Body Morph Assessment 2.0
The Body Morph Assessment 2.0 (BMA 2.0). The BMA 2.0 utilizes a computer “morph” movie of a human body. The battery consists of several morph movies. These morph movies are distinguished between gender and race (i.e. White female, White male, Black female, Black male). The image of the human body that is utilized with each subject was an image that matches the subject’s race and gender. The reliability and the validity of the BMA 2.0 have been supported (Stewart et al., 2009). The BMA 2.0 measures very small increments of changes in body size estimation. The morph demonstrates the transformation of an exceptionally thin body into an obese body. There are a total of 100 increments between the two endpoints of the thin and obese bodies. It is computer-based and self-administered.
To obtain the BMA 2.0, or for all body image inquires, please contact: firstname.lastname@example.org
Stewart, T. M., Allen, H. R., Han, H. & Williamson, D. A. The Development of the Body Morph Assessment Version 2.0 (BMA 2.0): Tests of Reliability and Validity. (2009). Body Image 6(2), 67-94.
The word “health” means something different to everyone. No matter how it is defined, for all of us, our health is significantly impacted by our own choices.

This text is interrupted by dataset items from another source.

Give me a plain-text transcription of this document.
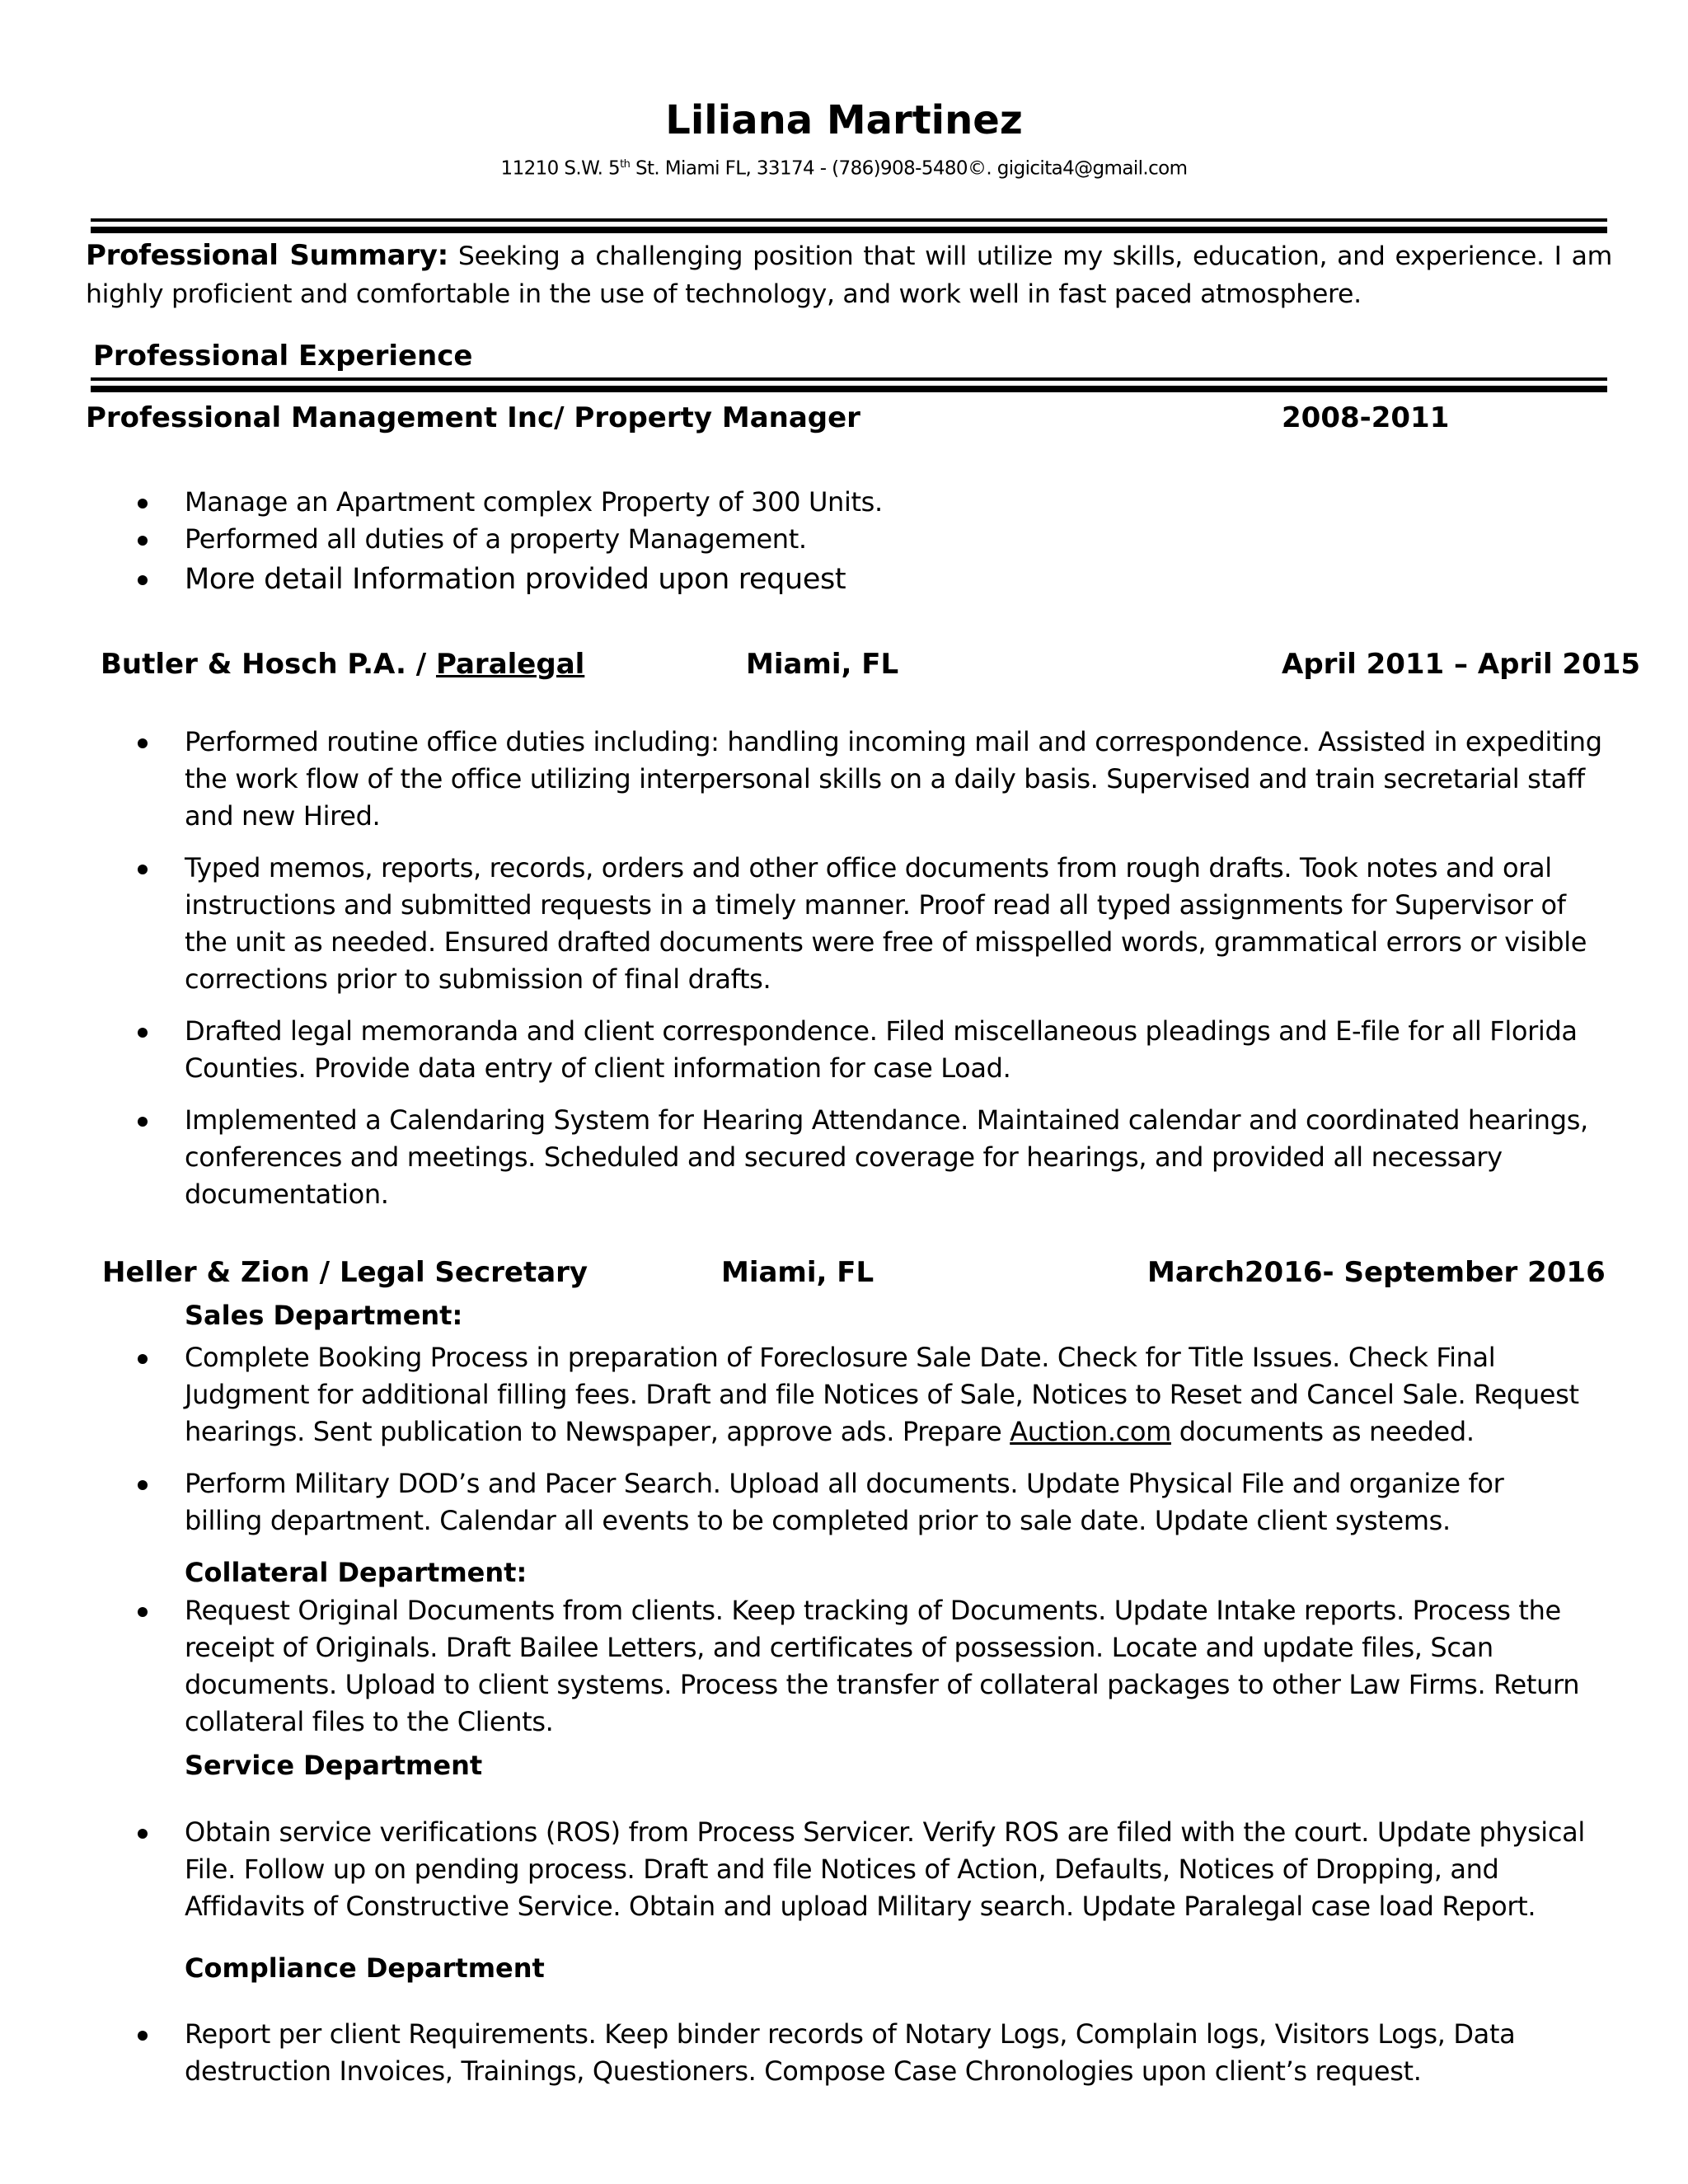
Liliana Martinez
11210 S.W. 5th St. Miami FL, 33174 - (786)908-5480©. gigicita4@gmail.com
Professional Summary: Seeking a challenging position that will utilize my skills, education, and experience. I am highly proficient and comfortable in the use of technology, and work well in fast paced atmosphere.
Professional Experience
Professional Management Inc/ Property Manager	2008-2011
Manage an Apartment complex Property of 300 Units.
Performed all duties of a property Management.
More detail Information provided upon request
Butler & Hosch P.A. / Paralegal	Miami, FL	April 2011 – April 2015
Performed routine office duties including: handling incoming mail and correspondence. Assisted in expediting the work flow of the office utilizing interpersonal skills on a daily basis. Supervised and train secretarial staff and new Hired.
Typed memos, reports, records, orders and other office documents from rough drafts. Took notes and oral instructions and submitted requests in a timely manner. Proof read all typed assignments for Supervisor of the unit as needed. Ensured drafted documents were free of misspelled words, grammatical errors or visible corrections prior to submission of final drafts.
Drafted legal memoranda and client correspondence. Filed miscellaneous pleadings and E-file for all Florida Counties. Provide data entry of client information for case Load.
Implemented a Calendaring System for Hearing Attendance. Maintained calendar and coordinated hearings, conferences and meetings. Scheduled and secured coverage for hearings, and provided all necessary documentation.
Heller & Zion / Legal Secretary	Miami, FL	March2016- September 2016
Sales Department:
Complete Booking Process in preparation of Foreclosure Sale Date. Check for Title Issues. Check Final Judgment for additional filling fees. Draft and file Notices of Sale, Notices to Reset and Cancel Sale. Request hearings. Sent publication to Newspaper, approve ads. Prepare Auction.com documents as needed.
Perform Military DOD’s and Pacer Search. Upload all documents. Update Physical File and organize for billing department. Calendar all events to be completed prior to sale date. Update client systems.
Collateral Department:
Request Original Documents from clients. Keep tracking of Documents. Update Intake reports. Process the receipt of Originals. Draft Bailee Letters, and certificates of possession. Locate and update files, Scan documents. Upload to client systems. Process the transfer of collateral packages to other Law Firms. Return collateral files to the Clients.
Service Department
Obtain service verifications (ROS) from Process Servicer. Verify ROS are filed with the court. Update physical File. Follow up on pending process. Draft and file Notices of Action, Defaults, Notices of Dropping, and Affidavits of Constructive Service. Obtain and upload Military search. Update Paralegal case load Report.
Compliance Department
Report per client Requirements. Keep binder records of Notary Logs, Complain logs, Visitors Logs, Data destruction Invoices, Trainings, Questioners. Compose Case Chronologies upon client’s request.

Body image is a major influence on our choices. Emerge takes evidence-based programs that improve body image, eating disorders, and weight management and adapts them into interactive media and technologies aimed at transforming thoughts, perceptions and behaviors. Emerge programs aim to empower individuals to seek health and thriving as the desired endpoint, rather than unattainable appearance goals.

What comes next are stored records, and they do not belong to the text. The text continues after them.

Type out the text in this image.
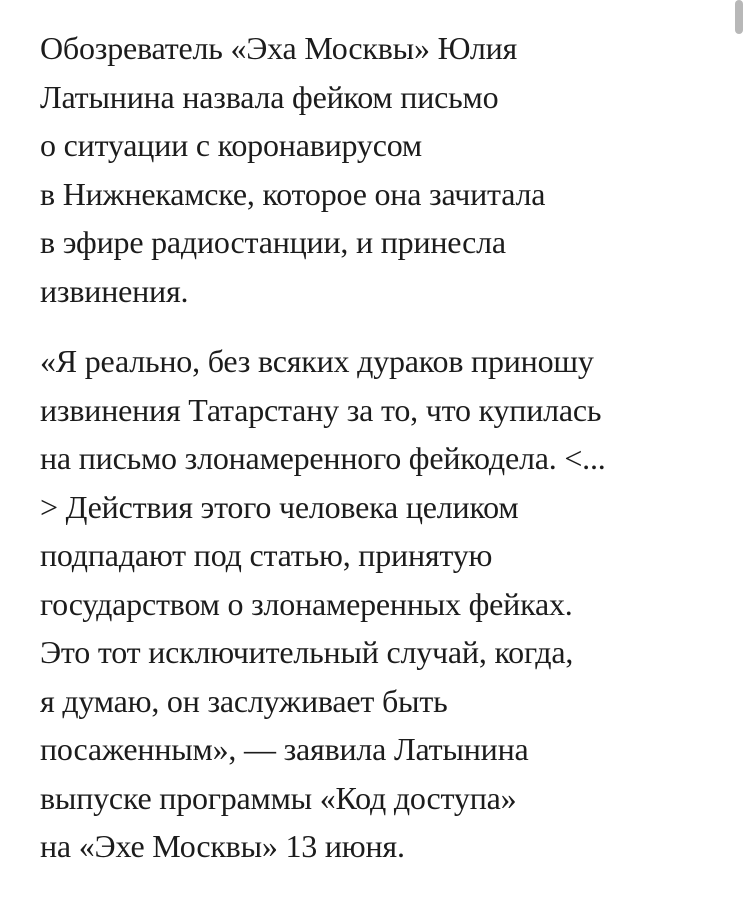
Обозреватель «Эха Москвы» Юлия
Латынина назвала фейком письмо
о ситуации с коронавирусом
в Нижнекамске, которое она зачитала
в эфире радиостанции, и принесла
извинения.

«Я реально, без всяких дураков приношу
извинения Татарстану за то, что купилась
на письмо злонамеренного фейкодела. <...
> Действия этого человека целиком
подпадают под статью, принятую
государством о злонамеренных фейках.
Это тот исключительный случай, когда,
я думаю, он заслуживает быть
посаженным», — заявила Латынина
выпуске программы «Код доступа»
на «Эхе Москвы» 13 июня.
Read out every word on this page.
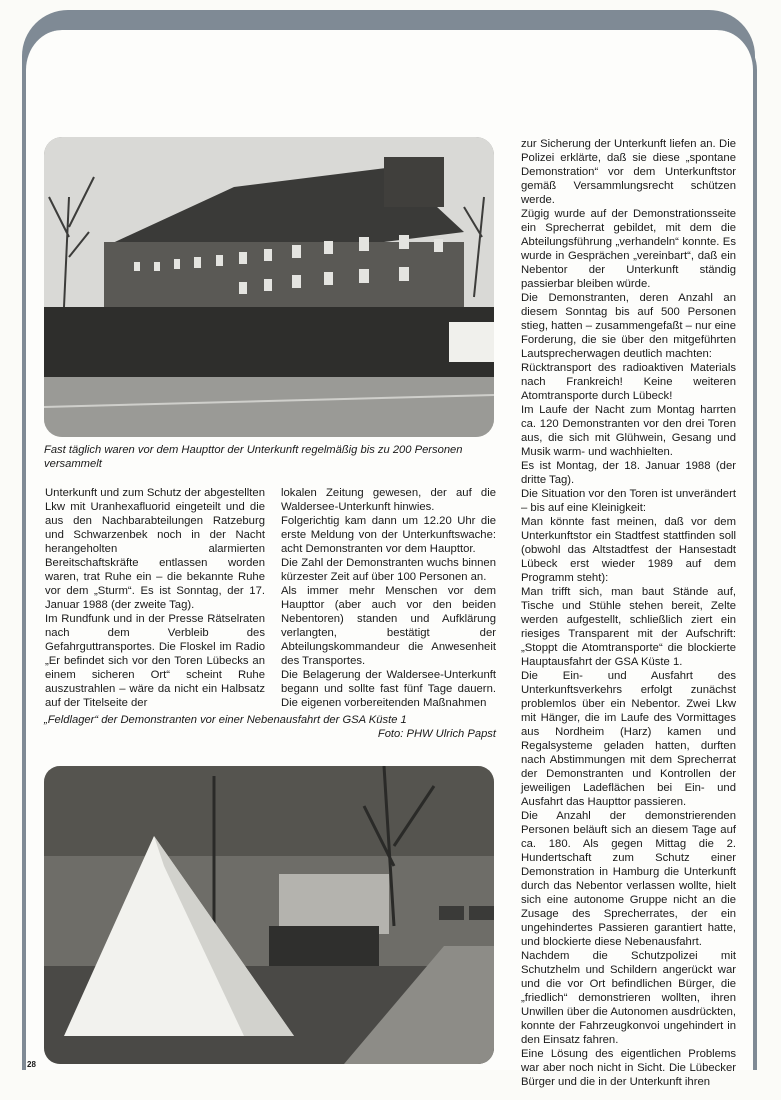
Fast täglich waren vor dem Haupttor der Unterkunft regelmäßig bis zu 200 Personen versammelt

Unterkunft und zum Schutz der abgestellten Lkw mit Uranhexafluorid eingeteilt und die aus den Nachbarabteilungen Ratzeburg und Schwarzenbek noch in der Nacht herangeholten alarmierten Bereitschaftskräfte entlassen worden waren, trat Ruhe ein – die bekannte Ruhe vor dem „Sturm“. Es ist Sonntag, der 17. Januar 1988 (der zweite Tag).

Im Rundfunk und in der Presse Rätselraten nach dem Verbleib des Gefahrguttransportes. Die Floskel im Radio „Er befindet sich vor den Toren Lübecks an einem sicheren Ort“ scheint Ruhe auszustrahlen – wäre da nicht ein Halbsatz auf der Titelseite der

lokalen Zeitung gewesen, der auf die Waldersee-Unterkunft hinwies.

Folgerichtig kam dann um 12.20 Uhr die erste Meldung von der Unterkunftswache: acht Demonstranten vor dem Haupttor.

Die Zahl der Demonstranten wuchs binnen kürzester Zeit auf über 100 Personen an.

Als immer mehr Menschen vor dem Haupttor (aber auch vor den beiden Nebentoren) standen und Aufklärung verlangten, bestätigt der Abteilungskommandeur die Anwesenheit des Transportes.

Die Belagerung der Waldersee-Unterkunft begann und sollte fast fünf Tage dauern. Die eigenen vorbereitenden Maßnahmen

„Feldlager“ der Demonstranten vor einer Nebenausfahrt der GSA Küste 1
Foto: PHW Ulrich Papst

zur Sicherung der Unterkunft liefen an. Die Polizei erklärte, daß sie diese „spontane Demonstration“ vor dem Unterkunftstor gemäß Versammlungsrecht schützen werde.

Zügig wurde auf der Demonstrationsseite ein Sprecherrat gebildet, mit dem die Abteilungsführung „verhandeln“ konnte. Es wurde in Gesprächen „vereinbart“, daß ein Nebentor der Unterkunft ständig passierbar bleiben würde.

Die Demonstranten, deren Anzahl an diesem Sonntag bis auf 500 Personen stieg, hatten – zusammengefaßt – nur eine Forderung, die sie über den mitgeführten Lautsprecherwagen deutlich machten:

Rücktransport des radioaktiven Materials nach Frankreich! Keine weiteren Atomtransporte durch Lübeck!

Im Laufe der Nacht zum Montag harrten ca. 120 Demonstranten vor den drei Toren aus, die sich mit Glühwein, Gesang und Musik warm- und wachhielten.

Es ist Montag, der 18. Januar 1988 (der dritte Tag).

Die Situation vor den Toren ist unverändert – bis auf eine Kleinigkeit:

Man könnte fast meinen, daß vor dem Unterkunftstor ein Stadtfest stattfinden soll (obwohl das Altstadtfest der Hansestadt Lübeck erst wieder 1989 auf dem Programm steht):

Man trifft sich, man baut Stände auf, Tische und Stühle stehen bereit, Zelte werden aufgestellt, schließlich ziert ein riesiges Transparent mit der Aufschrift: „Stoppt die Atomtransporte“ die blockierte Hauptausfahrt der GSA Küste 1.

Die Ein- und Ausfahrt des Unterkunftsverkehrs erfolgt zunächst problemlos über ein Nebentor. Zwei Lkw mit Hänger, die im Laufe des Vormittages aus Nordheim (Harz) kamen und Regalsysteme geladen hatten, durften nach Abstimmungen mit dem Sprecherrat der Demonstranten und Kontrollen der jeweiligen Ladeflächen bei Ein- und Ausfahrt das Haupttor passieren.

Die Anzahl der demonstrierenden Personen beläuft sich an diesem Tage auf ca. 180. Als gegen Mittag die 2. Hundertschaft zum Schutz einer Demonstration in Hamburg die Unterkunft durch das Nebentor verlassen wollte, hielt sich eine autonome Gruppe nicht an die Zusage des Sprecherrates, der ein ungehindertes Passieren garantiert hatte, und blockierte diese Nebenausfahrt.

Nachdem die Schutzpolizei mit Schutzhelm und Schildern angerückt war und die vor Ort befindlichen Bürger, die „friedlich“ demonstrieren wollten, ihren Unwillen über die Autonomen ausdrückten, konnte der Fahrzeugkonvoi ungehindert in den Einsatz fahren.

Eine Lösung des eigentlichen Problems war aber noch nicht in Sicht. Die Lübecker Bürger und die in der Unterkunft ihren

28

Certain programs for body image improvement, eating disorder prevention and treatment, and weight management show promise for countering the escalating trends in our society. For these programs to realize their potential and impact society they must be in step with today’s digital and interactive capabilities. This adaptation from offline research to mobile interactive is at the core of Emerge’s work.